Display support is a bit complicated. It remains almost the same as the previous model with support for five monitors, and there’s better performance with the M3 Ultra. The M4 Max can run four displays with 6K resolution at 60Hz via Thunderbolt 5 and another 4K display at 144Hz (up from 60Hz) via HDMI. Or, you can connect two displays at 6K and 60Hz and one 8K at 60Hz or 4K at 240Hz via HDMI.
With the M3 Ultra, you can run up to eight displays at 4K and 144Hz or 6K at 60Hz. Or, you can connect four displays at up to 8K at 60Hz or 4K at up to 240Hz. That’s a significant improvement over the M2 Ultra Mac Studio, and it’s really unparalleled external display support.

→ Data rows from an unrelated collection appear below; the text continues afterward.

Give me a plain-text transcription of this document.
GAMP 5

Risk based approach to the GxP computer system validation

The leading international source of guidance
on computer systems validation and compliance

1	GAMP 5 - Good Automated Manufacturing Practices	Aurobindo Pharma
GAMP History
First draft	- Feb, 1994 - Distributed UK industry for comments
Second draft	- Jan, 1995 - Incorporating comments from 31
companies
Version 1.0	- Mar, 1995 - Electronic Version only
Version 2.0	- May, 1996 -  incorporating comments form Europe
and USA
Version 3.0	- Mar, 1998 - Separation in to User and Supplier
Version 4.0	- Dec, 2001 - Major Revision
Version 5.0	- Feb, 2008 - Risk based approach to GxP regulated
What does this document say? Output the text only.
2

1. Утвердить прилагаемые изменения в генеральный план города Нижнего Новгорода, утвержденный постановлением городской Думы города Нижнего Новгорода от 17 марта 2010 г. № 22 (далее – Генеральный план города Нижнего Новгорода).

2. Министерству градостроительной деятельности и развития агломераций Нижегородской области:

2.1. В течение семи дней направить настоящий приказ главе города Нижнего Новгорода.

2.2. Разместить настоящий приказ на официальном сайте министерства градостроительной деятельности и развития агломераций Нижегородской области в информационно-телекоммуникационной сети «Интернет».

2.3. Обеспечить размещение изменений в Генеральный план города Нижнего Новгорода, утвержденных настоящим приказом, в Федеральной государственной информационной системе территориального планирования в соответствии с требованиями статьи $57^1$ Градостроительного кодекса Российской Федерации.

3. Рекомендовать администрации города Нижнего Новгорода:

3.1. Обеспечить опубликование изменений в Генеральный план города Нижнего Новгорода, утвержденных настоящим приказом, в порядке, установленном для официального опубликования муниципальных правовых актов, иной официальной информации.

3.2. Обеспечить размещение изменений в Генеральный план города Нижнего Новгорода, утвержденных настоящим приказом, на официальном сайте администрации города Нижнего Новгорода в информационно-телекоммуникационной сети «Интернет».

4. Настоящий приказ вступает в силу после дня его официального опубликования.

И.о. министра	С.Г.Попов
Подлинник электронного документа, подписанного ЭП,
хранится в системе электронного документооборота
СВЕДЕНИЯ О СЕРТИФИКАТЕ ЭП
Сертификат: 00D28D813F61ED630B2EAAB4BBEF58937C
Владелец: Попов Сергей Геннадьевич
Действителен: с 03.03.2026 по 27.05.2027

An amazing little chunk of maximum performance
Look, there’s no getting around it: the Mac Studio can be an insanely expensive desktop. Spending $14,099 may sound crazy, but when you consider that the price includes a massive 512GB of RAM and 16TB of storage, it’s not really all that unexpected. If you need it, you need it, and the price won’t be as much of an impediment. If you don’t, you can safely ignore it.
But maybe just as crazy is that the $1,999 configuration will be plenty of computing power for a lot of users. The real magic might be in how you can get such a remarkably small and fast desktop for what amounts to a reasonable price, while power users can invest in a desktop that’s sure to meet every conceivable need.